Re: detection/correction of corruption with raid6

Neil Brown <neilb@xxxxxxx> · Fri, 19 Dec 2008 15:39:39 +1100

On Wednesday December 17, piergiorgio.sartor@xxxxxxxx wrote:
> On Tue, 2008-12-16 at 23:25 +0100, Redeeman wrote:
> [...]
> > > Why a RAID system might have inconsistencies?
> > > Why do we have a "check" command at all, to run weekly or monthly?
> > As previously stated in discussion, while most bitflips etc does not
> > happen on disk(apparently), they do happen, whether its in ram, pci,
> > controller etc...
> 
> Ah! You spoiled it! :-)
> 
> Actually I was waiting for an answer from Neil Brown.
> 
> Because I'm under the impression that if it is not the HD,
> it does not count... See below...

Suppose we agree that bit flips don't happen (undetected) on drive
media.  But that bit flips can happen elsewhere (memory.  IO Buss
etc).

And then suppose we discover that a bit-flip has happened.  What does
that tell us?
Maybe it tells us that our hardware is dodgey.  So it cannot be
trusted to reliably do anything we tell it.  So maybe we shouldn't
tell it to do anything. ??

And when we find a corruption, we clear cannot know if it is corrupt
on disk (a previous write went bad) or just in memory (e.g. a recent
read was bad).
In the latter case, writing anything to disk is probably the wrong
thing to do.  In the former case it might be a good thing to do - if
we can be fairly sure that the error happens very rarely.
And of course we cannot know if it was due to a bad read or a bad
write.  So the safe course is to not write anything to disk.

Where does that leave us?

About the only thing that makes sense is to always read all the blocks
in a stripe, and to perform a consistency test before responding to
any read request.  If an inconsistency is found, we log what we know,
and only return data if we have some reason to believe something is
still valid (e.g. a majority vote for raid1).
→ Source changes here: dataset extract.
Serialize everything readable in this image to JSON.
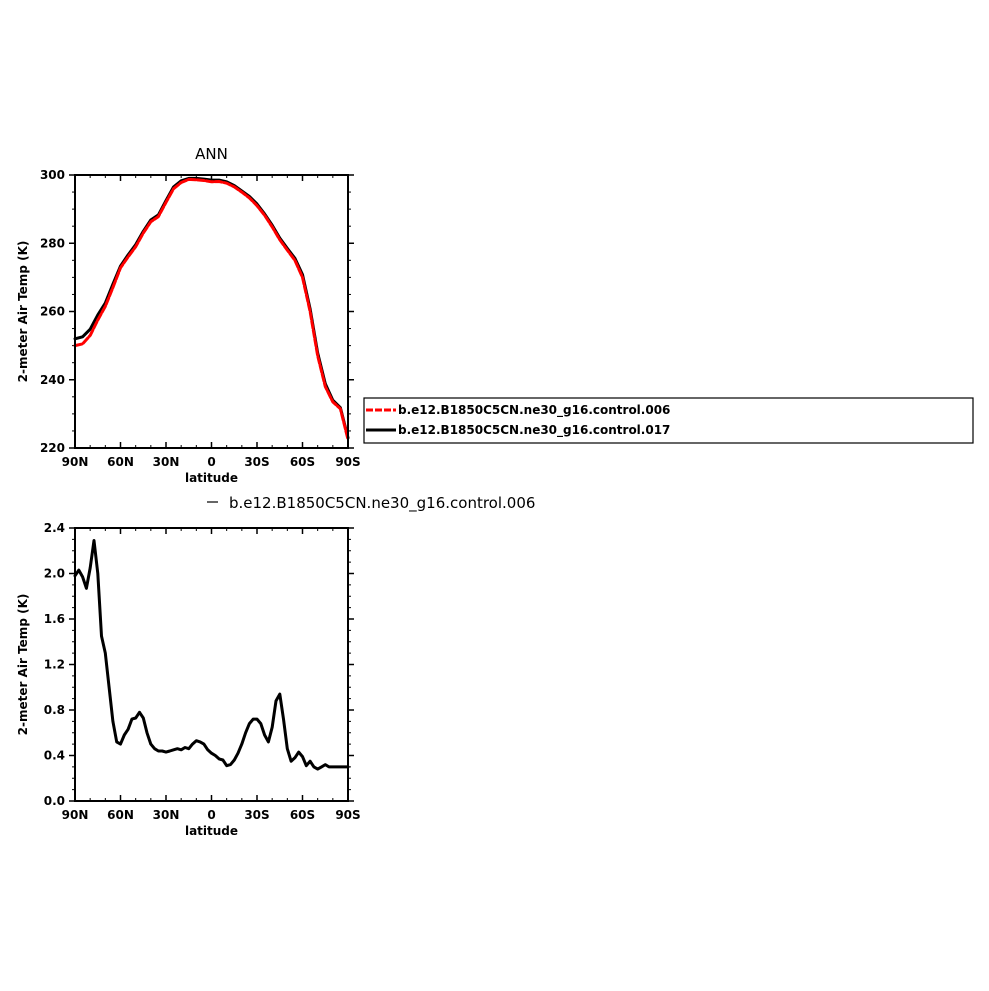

And for raid5/6, a write would require:
  read whole stripe
  check consistency
  copy in new data
  update parity
  write out changed blocks

This is going to be a substantial slowdown.

And does it really increase your data security?  or is it like putting
a lock on your front door but not on your back door?

I guess it would provide some protection against low-frequency errors
in the controller/cable/drive.

But given the high cost and the fairly low value, I wonder how many
people would really use it....

> 
> Final point. More or less one year ago the same topic popped up,
> with similar discussion.
> At the end of the thread someone was asking if patches are
> accepted in order to implement this feature.
> I could not find any answer to that question in the archive.
> 
> What is the idea? Are patches accepted? Rejected by default?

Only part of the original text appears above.